Verification of my credentials was constant, especially in Paley’s testimony. The guards and staff checked my ID to make sure it was there before even scanning it. I have not seen anyone around me treated in this way. Once, while I was attending a first screening at the Debussy Theater, I went to the reserved section because these seats were printed on my ticket. All the cleaners asked to see my seat number, the more I walked in front of the orchestra.

I saw many white spectators walking with me to the same police station without checking tickets. When I finally sat down in my seat, I looked around and couldn’t see any row of colors near me. Maybe that’s why? In another preview show, I sat in the reserved queue and three different chair locks approached my chair to check my ticket to make sure I was in the right place. They didn’t check anyone else’s tickets, just mine.

Things like that happened to me every day. I tried not to give it to myself, but it happened so often that I got depressed. When you watch a movie, you want to focus on what’s on the screen and nothing else. It was difficult to dispel the emotions of such a distinction.

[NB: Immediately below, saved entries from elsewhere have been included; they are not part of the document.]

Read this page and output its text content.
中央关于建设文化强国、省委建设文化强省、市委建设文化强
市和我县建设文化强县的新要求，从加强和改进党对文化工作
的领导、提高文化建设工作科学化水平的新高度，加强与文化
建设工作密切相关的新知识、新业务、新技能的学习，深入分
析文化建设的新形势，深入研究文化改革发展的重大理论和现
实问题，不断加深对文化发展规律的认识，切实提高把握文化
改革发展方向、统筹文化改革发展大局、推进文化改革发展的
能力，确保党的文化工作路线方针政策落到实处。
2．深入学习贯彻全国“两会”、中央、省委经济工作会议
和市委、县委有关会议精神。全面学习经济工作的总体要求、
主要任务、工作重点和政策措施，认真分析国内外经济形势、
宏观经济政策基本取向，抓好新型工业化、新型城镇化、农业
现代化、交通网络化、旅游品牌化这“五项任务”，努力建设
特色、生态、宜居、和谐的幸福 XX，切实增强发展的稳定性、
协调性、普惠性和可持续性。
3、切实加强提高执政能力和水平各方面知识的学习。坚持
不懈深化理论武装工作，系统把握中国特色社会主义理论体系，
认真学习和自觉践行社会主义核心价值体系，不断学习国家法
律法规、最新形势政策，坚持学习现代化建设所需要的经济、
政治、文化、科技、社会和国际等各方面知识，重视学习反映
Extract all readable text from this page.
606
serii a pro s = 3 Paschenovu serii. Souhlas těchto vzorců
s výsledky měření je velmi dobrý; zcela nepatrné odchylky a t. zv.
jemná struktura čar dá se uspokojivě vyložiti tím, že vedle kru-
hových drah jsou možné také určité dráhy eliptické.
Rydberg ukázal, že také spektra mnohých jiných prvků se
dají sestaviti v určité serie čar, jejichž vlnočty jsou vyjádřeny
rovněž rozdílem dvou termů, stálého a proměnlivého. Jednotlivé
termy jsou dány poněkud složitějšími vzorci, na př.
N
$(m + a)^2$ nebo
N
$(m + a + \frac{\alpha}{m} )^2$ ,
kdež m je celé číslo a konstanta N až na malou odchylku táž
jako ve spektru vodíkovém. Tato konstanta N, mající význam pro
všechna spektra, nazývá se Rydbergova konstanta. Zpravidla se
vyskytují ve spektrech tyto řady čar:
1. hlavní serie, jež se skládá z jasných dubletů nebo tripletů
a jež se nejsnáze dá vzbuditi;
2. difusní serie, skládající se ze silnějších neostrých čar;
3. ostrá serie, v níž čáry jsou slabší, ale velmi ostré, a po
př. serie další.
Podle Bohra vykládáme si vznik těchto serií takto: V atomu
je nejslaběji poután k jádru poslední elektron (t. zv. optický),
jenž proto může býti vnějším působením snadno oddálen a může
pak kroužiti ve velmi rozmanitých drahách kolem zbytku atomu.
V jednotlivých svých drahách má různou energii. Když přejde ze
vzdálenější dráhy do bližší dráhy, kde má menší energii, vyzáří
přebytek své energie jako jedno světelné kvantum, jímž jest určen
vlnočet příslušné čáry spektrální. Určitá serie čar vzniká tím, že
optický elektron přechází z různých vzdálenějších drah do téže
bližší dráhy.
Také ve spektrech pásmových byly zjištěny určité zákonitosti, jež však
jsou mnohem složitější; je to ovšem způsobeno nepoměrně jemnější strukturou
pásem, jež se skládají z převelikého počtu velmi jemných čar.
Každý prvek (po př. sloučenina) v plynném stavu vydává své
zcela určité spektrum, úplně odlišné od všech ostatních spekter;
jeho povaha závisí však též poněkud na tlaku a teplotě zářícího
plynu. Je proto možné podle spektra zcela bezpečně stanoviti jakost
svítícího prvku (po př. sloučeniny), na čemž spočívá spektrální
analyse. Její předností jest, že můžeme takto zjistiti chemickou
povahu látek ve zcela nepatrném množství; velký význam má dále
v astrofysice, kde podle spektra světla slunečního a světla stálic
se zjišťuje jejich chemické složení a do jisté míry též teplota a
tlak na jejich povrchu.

I talked to others and looked for anything that would help me confirm my feelings. A reporter told me exactly what he was giving me. “We are committing racism against them and we think we can dress better,” said the reporter, who asked not to be identified. “I wore it to all the movie screenings and thought he would give me more respect. Eventually I said to myself, “Why am I doing this?” I don’t need to express myself or dress up just to be accepted. I just need a movie ticket or an invitation to the event. He is.”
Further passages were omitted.